Little Keke has a collection of n balls. He labels them from 1 to n and assigns each ball a characteristic value a[i]. Every day he arranges his balls in a new permutation p of {1,2,…,n} with one constraint: for every adjacent pair in the permutation (i.e. for every 1 ≤ i < n), the product a[pi]×a[pi+1] must not be a perfect square.
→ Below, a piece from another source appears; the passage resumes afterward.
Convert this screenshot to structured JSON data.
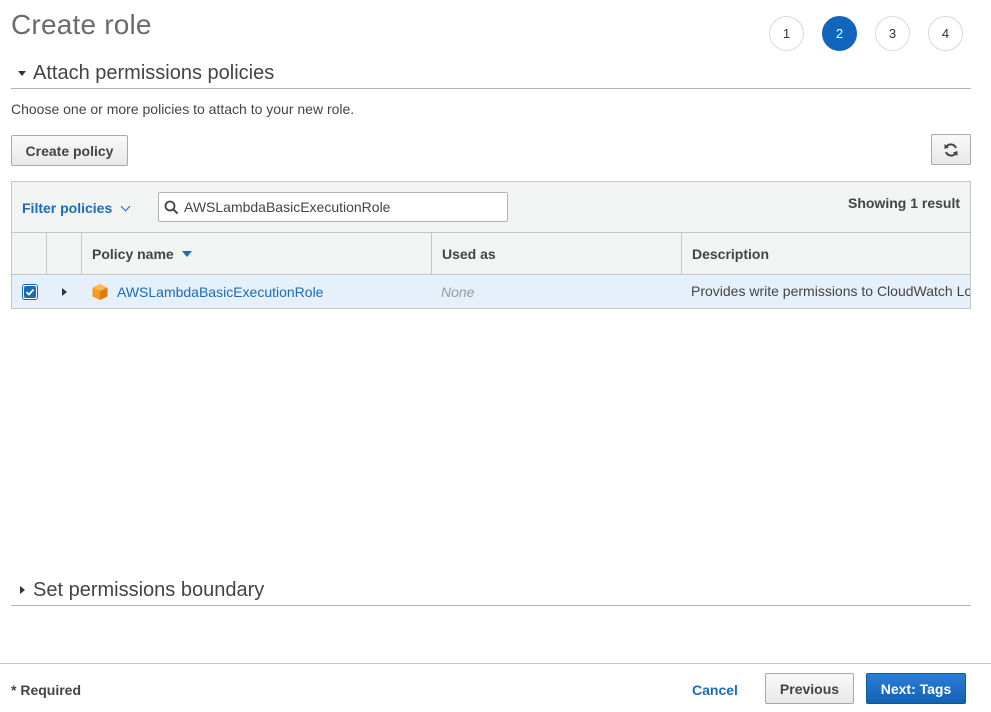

More formally, let each ball’s value be given by a[i] and define for each ball its square‐free part. In other words, for every i we write $$a[i]=y[i]^2\times b[i],$$ where b[i] is square free. It can be shown that the product a[pi]×a[pi+1] is a perfect square if and only if b[pi]==b[pi+1]. Thus the permutation p is legal if for every adjacent pair pi and pi+1 we have b[pi] ≠ b[pi+1].

Your task is to compute the number of legal (i.e. valid) permutations modulo \(10^9+7\). Beware: if all balls have the same square‐free part (and n > 1) then no permutation is legal.

If you answer correctly, Little Keke might just give you one of his beloved balls!

inputFormat

The first line contains a single integer n (the number of balls).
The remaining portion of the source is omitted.